I remember. I remember being tired and feeling poured out. I remember the effort it took to stop for a few items in the grocery store, or to manage my time well enough to get around to a full cleaning job on the bathroom.
It hasn’t been all that long since I had a newborn, a 2 year-old, a 4 year-old, a 6 year-old, and an 7 year-old (and a 12 year-old, 14 year-old, and 17 year-old), but already, I have taken enough of a step back from that season to have romanticized the hardest parts. I can remember buckling my seatbelt over the moby wrap I never bothered to take off, and banning my preschoolers from the upstairs when the toddler was taking his nap, but it feels farther away than I ever thought it would when those were the day to day realities of a long, fruitful season of life.
I stood among dear friends this weekend, women in the trenches of parenting large families still growing, and I remembered the bits I’ve forgotten along the way. I remembered every conversation interrupted by a hand on my shoulder, and reminding the energetic 3 year-old not to chase his friends through a forest of adult legs. I remembered the sound of an indignant toddler screaming out his displeasure, and what it was to miss the bulk of a sermon because a diaper needed to be changed and whoa, what a diaper it was.
A few years ago, I was the mother people shook their heads over, wondering when I’d finally figure out what caused that. That season has come to a close, and nowadays, I’m more likely to leave the house with five or three or even one child… a small enough number that I rarely come into contact with that special breed of social police who feels it’s within his or her rights to question motives or sanity in regards to family size. I have no one who needs to be fed mid-outing, haven’t needed a stroller in a park for years.
And while I can honestly say that I don’t miss it— I feel a deep and abiding peace from the Lord in the completion of our family— I can say this:
I regret nothing.
Talking to my dear friends, listening to them finding the most simple joys in the midst of a season where they are being stretched thin, I was able to share my heart, and affirm the thing I suspected so many years ago, when the question “Are you done yet?” was a common echo from both complete strangers and those closest to us. I don’t regret it.
The thing is, no one does. At least, not anyone I’ve ever met. I literally have never met anyone who has ever told me, “I wish I had only had two children. The last five weren’t worth it.” I’ve never met anyone who has said they wished they had gotten to the empty nest season sooner, or had had less years with their children. It’s always the opposite. Always.

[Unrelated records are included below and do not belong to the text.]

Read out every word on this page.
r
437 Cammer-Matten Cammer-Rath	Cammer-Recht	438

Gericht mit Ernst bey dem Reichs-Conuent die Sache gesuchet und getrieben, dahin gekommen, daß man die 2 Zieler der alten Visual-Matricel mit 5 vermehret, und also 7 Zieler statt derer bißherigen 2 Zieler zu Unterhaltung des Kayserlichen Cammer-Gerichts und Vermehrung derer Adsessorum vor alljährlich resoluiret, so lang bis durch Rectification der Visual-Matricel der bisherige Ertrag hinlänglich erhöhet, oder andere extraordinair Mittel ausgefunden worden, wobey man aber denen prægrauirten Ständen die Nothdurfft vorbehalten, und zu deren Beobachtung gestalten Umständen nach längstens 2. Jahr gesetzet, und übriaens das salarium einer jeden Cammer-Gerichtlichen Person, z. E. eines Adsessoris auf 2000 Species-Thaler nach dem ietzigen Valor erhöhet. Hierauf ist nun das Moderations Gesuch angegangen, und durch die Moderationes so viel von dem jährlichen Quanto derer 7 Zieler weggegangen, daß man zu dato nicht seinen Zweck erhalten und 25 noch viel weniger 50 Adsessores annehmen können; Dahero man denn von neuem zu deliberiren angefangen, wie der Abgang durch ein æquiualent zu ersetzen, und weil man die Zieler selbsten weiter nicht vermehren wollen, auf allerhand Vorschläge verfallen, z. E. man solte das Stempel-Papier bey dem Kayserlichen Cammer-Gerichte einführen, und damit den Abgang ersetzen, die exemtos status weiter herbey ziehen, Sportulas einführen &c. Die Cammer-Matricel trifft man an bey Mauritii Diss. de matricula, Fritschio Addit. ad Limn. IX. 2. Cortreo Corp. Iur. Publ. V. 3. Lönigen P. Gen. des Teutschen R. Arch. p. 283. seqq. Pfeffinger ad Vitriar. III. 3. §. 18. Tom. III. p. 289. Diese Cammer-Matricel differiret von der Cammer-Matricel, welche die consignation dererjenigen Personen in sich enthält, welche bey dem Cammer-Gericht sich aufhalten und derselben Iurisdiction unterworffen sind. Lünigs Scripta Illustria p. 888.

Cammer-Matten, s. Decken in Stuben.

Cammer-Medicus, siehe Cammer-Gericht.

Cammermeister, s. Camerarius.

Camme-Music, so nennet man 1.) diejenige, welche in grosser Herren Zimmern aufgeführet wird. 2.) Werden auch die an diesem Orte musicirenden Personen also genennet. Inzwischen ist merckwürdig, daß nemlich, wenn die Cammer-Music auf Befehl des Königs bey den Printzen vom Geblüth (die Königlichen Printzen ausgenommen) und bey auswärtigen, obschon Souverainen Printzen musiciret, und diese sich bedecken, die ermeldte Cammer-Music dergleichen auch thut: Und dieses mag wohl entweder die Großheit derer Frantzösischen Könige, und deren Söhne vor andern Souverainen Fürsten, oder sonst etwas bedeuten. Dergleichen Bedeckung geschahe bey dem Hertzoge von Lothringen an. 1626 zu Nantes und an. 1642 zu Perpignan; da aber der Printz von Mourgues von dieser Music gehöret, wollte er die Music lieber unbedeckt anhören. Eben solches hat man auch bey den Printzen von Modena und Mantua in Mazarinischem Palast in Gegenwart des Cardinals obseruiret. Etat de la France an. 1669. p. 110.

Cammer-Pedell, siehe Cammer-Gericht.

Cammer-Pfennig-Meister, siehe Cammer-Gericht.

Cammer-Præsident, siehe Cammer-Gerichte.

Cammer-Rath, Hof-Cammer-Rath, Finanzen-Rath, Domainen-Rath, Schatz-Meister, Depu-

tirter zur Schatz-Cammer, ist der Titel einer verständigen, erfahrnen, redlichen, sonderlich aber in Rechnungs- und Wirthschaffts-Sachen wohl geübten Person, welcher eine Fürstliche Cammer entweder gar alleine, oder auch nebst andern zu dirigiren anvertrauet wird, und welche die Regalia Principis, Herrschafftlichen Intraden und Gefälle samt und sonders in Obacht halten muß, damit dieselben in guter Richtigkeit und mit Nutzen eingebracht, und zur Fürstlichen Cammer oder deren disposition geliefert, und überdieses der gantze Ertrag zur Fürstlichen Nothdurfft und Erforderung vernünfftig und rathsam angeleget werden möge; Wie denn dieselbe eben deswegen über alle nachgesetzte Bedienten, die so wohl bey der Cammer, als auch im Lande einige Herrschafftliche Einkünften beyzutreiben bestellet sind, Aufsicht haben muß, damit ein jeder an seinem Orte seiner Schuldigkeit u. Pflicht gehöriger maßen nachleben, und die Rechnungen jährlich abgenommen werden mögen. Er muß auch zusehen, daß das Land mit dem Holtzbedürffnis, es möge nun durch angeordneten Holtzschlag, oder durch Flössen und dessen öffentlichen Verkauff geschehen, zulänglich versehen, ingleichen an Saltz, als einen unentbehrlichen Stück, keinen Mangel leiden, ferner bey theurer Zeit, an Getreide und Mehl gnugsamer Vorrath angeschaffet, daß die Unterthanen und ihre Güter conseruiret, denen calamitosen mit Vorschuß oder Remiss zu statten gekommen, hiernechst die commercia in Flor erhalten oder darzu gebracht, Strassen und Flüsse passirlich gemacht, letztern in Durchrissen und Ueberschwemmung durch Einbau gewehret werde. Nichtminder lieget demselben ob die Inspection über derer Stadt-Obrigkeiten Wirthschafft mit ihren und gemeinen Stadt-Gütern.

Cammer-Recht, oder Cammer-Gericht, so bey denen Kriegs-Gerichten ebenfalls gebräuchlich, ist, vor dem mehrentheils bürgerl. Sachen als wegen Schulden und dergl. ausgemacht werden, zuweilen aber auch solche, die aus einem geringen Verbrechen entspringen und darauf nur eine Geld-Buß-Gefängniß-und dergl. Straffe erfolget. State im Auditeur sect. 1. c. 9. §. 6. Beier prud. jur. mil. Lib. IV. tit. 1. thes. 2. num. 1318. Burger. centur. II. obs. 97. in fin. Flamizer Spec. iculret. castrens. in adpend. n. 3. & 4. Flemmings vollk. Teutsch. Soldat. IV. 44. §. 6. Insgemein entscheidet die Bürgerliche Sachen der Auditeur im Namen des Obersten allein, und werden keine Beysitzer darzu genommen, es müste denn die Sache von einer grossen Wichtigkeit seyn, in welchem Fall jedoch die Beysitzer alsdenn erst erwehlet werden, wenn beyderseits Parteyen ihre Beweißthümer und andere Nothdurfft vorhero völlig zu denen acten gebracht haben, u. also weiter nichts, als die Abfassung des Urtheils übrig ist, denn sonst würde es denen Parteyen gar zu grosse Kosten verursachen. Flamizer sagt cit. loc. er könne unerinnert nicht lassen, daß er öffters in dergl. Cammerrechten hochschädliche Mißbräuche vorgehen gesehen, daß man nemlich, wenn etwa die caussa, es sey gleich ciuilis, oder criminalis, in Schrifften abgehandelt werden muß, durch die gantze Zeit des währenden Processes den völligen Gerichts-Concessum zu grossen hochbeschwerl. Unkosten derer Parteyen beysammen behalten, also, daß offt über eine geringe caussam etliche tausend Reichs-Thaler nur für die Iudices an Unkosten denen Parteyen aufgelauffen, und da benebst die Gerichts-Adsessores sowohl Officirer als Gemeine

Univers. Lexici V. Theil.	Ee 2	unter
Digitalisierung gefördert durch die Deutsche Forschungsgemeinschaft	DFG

I don’t regret all the chore training, sitting on the floor in front of the little plastic potty and reading Peter Rabbit for the tenth time that day, or singing “Father Abraham Had Many Sons,” on a loop for months at a time. I don’t regret the terribly early mornings, the sciatic nerve pain of pregnancy, or letting a wailing teether chew on my knuckle for relief. I don’t regret the laundry that multiplied exponentially over the course of the day, or the pile of board books that lived in my van.
Even though my youngest is still a preschooler, I get to be the voice reminding younger moms of this truth: there is much blessing in this season. It will come to an end. There is a new fruitfulness waiting beyond this, but don’t wish for it yet. Enjoy what God is giving you here and now, and listen to Him. The other voices.. they don’t matter. Because they don’t know. They can’t see God’s plan for your future, or the future of a single one of your children. They can’t refresh you, and they were never meant to be the beacon guiding you through your days.

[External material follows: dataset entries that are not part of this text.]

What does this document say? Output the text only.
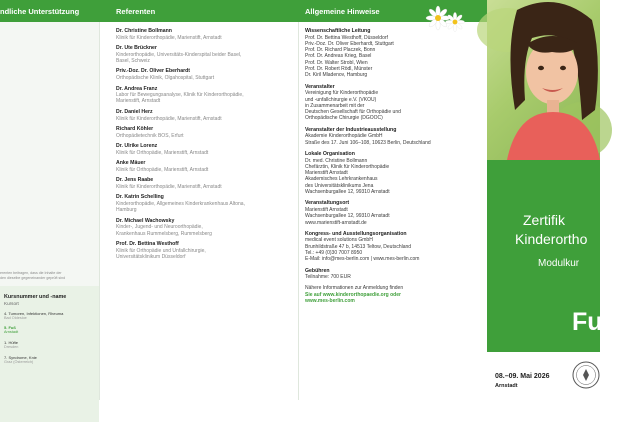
ndliche Unterstützung	Referenten	Allgemeine Hinweise
erenten beitragen, dass die Inhalte der
den dieselbe gegeneinander geprüft sind
Kursnummer und -name
Kursort
4. Tumoren, Infektionen, Rheuma
Bad Oldesloe
5. Fuß
Arnstadt
1. Hüfte
Dresden
7. Syndrome, Knie
Graz (Österreich)
Dr. Christine Bollmann
Klinik für Kinderorthopädie, Marienstift, Arnstadt
Dr. Ute Brückner
Kinderorthopädie, Universitäts-Kinderspital beider Basel,
Basel, Schweiz
Priv.-Doz. Dr. Oliver Eberhardt
Orthopädische Klinik, Olgahospital, Stuttgart
Dr. Andrea Franz
Labor für Bewegungsanalyse, Klinik für Kinderorthopädie,
Marienstift, Arnstadt
Dr. Daniel Herz
Klinik für Kinderorthopädie, Marienstift, Arnstadt
Richard Köhler
Orthopädietechnik BOS, Erfurt
Dr. Ulrike Lorenz
Klinik für Orthopädie, Marienstift, Arnstadt
Anke Mäuer
Klinik für Orthopädie, Marienstift, Arnstadt
Dr. Jens Raabe
Klinik für Kinderorthopädie, Marienstift, Arnstadt
Dr. Katrin Schelling
Kinderorthopädie, Allgemeines Kinderkrankenhaus Altona,
Hamburg
Dr. Michael Wachowsky
Kinder-, Jugend- und Neuroorthopädie,
Krankenhaus Rummelsberg, Rummelsberg
Prof. Dr. Bettina Westhoff
Klinik für Orthopädie und Unfallchirurgie,
Universitätsklinikum Düsseldorf
Wissenschaftliche Leitung
Prof. Dr. Bettina Westhoff, Düsseldorf
Priv.-Doz. Dr. Oliver Eberhardt, Stuttgart
Prof. Dr. Richard Placzek, Bonn
Prof. Dr. Andreas Krieg, Basel
Prof. Dr. Walter Strobl, Wien
Prof. Dr. Robert Rödl, Münster
Dr. Kiril Mladenov, Hamburg
Veranstalter
Vereinigung für Kinderorthopädie
und -unfallchirurgie e.V. (VKOU)
in Zusammenarbeit mit der
Deutschen Gesellschaft für Orthopädie und
Orthopädische Chirurgie (DGOOC)
Veranstalter der Industrieausstellung
Akademie Kinderorthopädie GmbH
Straße des 17. Juni 106–108, 10623 Berlin, Deutschland
Lokale Organisation
Dr. med. Christine Bollmann
Chefärztin, Klinik für Kinderorthopädie
Marienstift Arnstadt
Akademisches Lehrkrankenhaus
des Universitätsklinikums Jena
Wachsenburgallee 12, 99310 Arnstadt
Veranstaltungsort
Marienstift Arnstadt
Wachsenburgallee 12, 99310 Arnstadt
www.marienstift-arnstadt.de
Kongress- und Ausstellungsorganisation
medical event solutions GmbH
Brunhildstraße 47 b, 14513 Teltow, Deutschland
Tel.: +49 (0)30 7007 8950
E-Mail: info@mes-berlin.com | www.mes-berlin.com
Gebühren
Teilnahme: 700 EUR
Nähere Informationen zur Anmeldung finden
Sie auf www.kinderorthopaedie.org oder
www.mes-berlin.com
Zertifik
Kinderortho
Modulkur
Fuß
08.–09. Mai 2026
Arnstadt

I regret nothing from those busy, hard years of parenting a slew of small people who relied on me for everything. And if you’re walking in obedience to the Lord, you won’t, either. It may be the hardest thing you’ve ever done. You may have days where you acknowledge that this is beyond your abilities. You may become an expert at crowd control. But you’ll never regret the work you’re doing right now, growing your family.